Nursery workers struggle to get Covid-19 tests leaves settings with staff shortages

Annette Rawstrone
Tuesday, September 15, 2020

Difficulty accessing coronavirus tests is negatively impacting on the childcare sector as early years workers are having to self-isolate because they cannot get tests for themselves or family members.

Early years workers have been unable to get Covid-19 tests, despite being classed by the Government as 'critical workers'
Early years workers have been unable to get Covid-19 tests, despite being classed by the Government as 'critical workers'

A growing number of childcare practitioners across the country are reporting that they are having difficulties accessing tests. This is leaving them unable to work and settings struggling to maintain ratios, the Early Years Alliance has warned.

According to Government guidance, early years workers are classed as ‘critical workers’ and should be given priority access to tests.

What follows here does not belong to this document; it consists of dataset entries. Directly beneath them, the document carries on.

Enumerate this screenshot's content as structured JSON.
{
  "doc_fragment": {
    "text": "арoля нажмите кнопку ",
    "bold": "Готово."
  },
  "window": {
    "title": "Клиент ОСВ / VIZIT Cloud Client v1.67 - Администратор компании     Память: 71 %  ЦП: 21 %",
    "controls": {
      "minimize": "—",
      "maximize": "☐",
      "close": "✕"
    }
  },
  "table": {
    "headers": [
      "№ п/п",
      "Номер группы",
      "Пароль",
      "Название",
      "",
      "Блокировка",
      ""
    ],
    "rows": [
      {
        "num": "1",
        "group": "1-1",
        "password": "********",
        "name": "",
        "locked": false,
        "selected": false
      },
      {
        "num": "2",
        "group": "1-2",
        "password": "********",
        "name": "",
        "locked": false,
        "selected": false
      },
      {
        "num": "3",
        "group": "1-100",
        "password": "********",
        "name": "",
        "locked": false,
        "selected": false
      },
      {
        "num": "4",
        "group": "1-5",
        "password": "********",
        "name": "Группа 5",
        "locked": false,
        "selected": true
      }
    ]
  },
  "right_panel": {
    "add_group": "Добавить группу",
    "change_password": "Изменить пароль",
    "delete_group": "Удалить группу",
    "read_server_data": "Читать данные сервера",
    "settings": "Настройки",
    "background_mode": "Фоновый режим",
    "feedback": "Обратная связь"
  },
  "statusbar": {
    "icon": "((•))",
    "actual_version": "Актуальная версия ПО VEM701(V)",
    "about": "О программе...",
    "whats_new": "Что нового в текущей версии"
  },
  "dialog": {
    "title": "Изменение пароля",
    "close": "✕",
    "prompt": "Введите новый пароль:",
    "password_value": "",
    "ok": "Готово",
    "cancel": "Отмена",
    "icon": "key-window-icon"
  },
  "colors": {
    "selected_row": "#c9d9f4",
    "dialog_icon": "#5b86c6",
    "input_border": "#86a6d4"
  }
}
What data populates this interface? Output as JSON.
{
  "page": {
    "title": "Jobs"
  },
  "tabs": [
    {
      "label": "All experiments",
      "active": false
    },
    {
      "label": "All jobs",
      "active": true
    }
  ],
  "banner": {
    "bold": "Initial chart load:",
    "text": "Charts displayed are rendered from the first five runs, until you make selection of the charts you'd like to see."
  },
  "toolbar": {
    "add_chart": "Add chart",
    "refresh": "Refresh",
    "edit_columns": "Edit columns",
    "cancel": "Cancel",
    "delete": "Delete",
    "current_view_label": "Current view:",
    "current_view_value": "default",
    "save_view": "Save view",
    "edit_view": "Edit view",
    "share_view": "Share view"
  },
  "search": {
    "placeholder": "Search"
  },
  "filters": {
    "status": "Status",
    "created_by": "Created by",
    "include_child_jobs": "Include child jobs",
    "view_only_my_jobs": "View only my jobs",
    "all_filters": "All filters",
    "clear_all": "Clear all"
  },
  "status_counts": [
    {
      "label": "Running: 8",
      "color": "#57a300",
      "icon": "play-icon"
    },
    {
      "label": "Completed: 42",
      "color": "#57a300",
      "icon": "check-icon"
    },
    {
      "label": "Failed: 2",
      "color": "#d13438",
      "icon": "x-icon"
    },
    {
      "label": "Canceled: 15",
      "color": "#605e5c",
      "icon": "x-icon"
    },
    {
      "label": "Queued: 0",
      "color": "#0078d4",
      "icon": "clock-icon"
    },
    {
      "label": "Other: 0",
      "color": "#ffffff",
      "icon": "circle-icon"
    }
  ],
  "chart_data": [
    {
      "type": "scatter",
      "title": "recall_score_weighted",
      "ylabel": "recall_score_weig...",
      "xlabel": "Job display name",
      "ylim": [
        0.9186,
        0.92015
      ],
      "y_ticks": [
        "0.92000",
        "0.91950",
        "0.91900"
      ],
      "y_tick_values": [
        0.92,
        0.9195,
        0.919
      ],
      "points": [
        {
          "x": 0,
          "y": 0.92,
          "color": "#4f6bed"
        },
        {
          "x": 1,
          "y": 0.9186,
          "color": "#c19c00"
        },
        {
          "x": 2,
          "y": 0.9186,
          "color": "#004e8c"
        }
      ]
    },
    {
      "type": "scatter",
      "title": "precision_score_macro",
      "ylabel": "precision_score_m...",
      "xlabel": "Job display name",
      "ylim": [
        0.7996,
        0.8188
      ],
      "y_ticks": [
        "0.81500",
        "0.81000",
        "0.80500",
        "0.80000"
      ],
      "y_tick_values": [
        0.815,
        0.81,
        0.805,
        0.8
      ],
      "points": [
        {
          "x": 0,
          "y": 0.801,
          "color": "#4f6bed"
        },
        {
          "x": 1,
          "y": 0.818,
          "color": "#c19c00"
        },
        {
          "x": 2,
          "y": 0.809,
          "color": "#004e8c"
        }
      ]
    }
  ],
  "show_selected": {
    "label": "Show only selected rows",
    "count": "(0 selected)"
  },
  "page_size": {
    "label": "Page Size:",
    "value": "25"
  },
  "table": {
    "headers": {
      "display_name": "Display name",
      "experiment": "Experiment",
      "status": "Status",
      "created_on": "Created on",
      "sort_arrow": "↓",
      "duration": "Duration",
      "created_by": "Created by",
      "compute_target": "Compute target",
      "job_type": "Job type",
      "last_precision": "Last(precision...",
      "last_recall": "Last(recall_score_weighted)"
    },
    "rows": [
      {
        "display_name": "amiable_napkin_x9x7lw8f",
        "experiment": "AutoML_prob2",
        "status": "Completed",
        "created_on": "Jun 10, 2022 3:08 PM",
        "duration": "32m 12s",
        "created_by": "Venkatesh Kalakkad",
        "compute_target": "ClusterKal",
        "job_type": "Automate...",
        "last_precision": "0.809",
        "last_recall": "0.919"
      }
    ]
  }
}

However, many childcare providers are reporting being unable to access any tests at all.

‘I currently have two members of staff off with suspected Covid symptoms, one of which more than likely has tonsillitis but cannot see her doctor. She has been asked to self-isolate for 10 days unless she can get a test’ said Hannah Wilkes, deputy manager of Poppetts Day Nursery in Shenfield, Essex.

‘They have tried to get a drive-in centre, a walk-in centre and getting the test posted to them, none of which were successful. This is highly important as we need the staff to cover our ratios, and while these staff members are off awaiting a test, I have staff and children possibly at risk too.’

Childminder Claire Attfield, based in Welwyn Garden City in Hertfordshire, has been forced to temporarily close as a safety precaution because her teenage child has a cough, sore throat and temperature but has been unable to access a test online after three days of trying.

Two staff members are currently absent from Embsay Children’s Centre in Skipton, North Yorkshire due to Covid-19 issues. Both have been unable to get tested. One tried to be tested in a pop-up centre in a local car park and at a permanent centre in a neighbouring town but was turned away at both places.

‘They will now need to self-isolate for longer and I am struggling to staff the setting due to other staff absences,’ said headteacher Caroline Midgley.

‘Staff are working overtime to provide cover but this is not sustainable. We will need to turn children away in order to maintain ratios at peak times during the day, which we can’t afford to do, should this situation continue.’

All schools and further education suppliers have been given an initial supply of 10 home testing kits to be used for staff and children who ‘may have barriers to accessing testing elsewhere’, with the ability to order further kits from 16 September. But the Department for Education has confirmed to the Alliance that ‘at this stage, there is no further information on home testing kits for early years providers.’ This is despite the fact that childcare providers have been able to open to all children since 1 June.

Jacqui Henley, owner and manager of Butterflies Montessori School in Brentwood, Essex has needed four tests for staff and children but two have been unable to obtain them. The nursery is signed up to the essential worker portal but it has not helped in accessing tests.

‘Major problems’ getting staff tested - with three currently off due to Covid symptoms - at Treasures Nursery in Chesterfield, Derbyshire, led to nursery manager Cathy Walker looking into buying home testing kits but, at a cost of £113 per test, it was prohibitive.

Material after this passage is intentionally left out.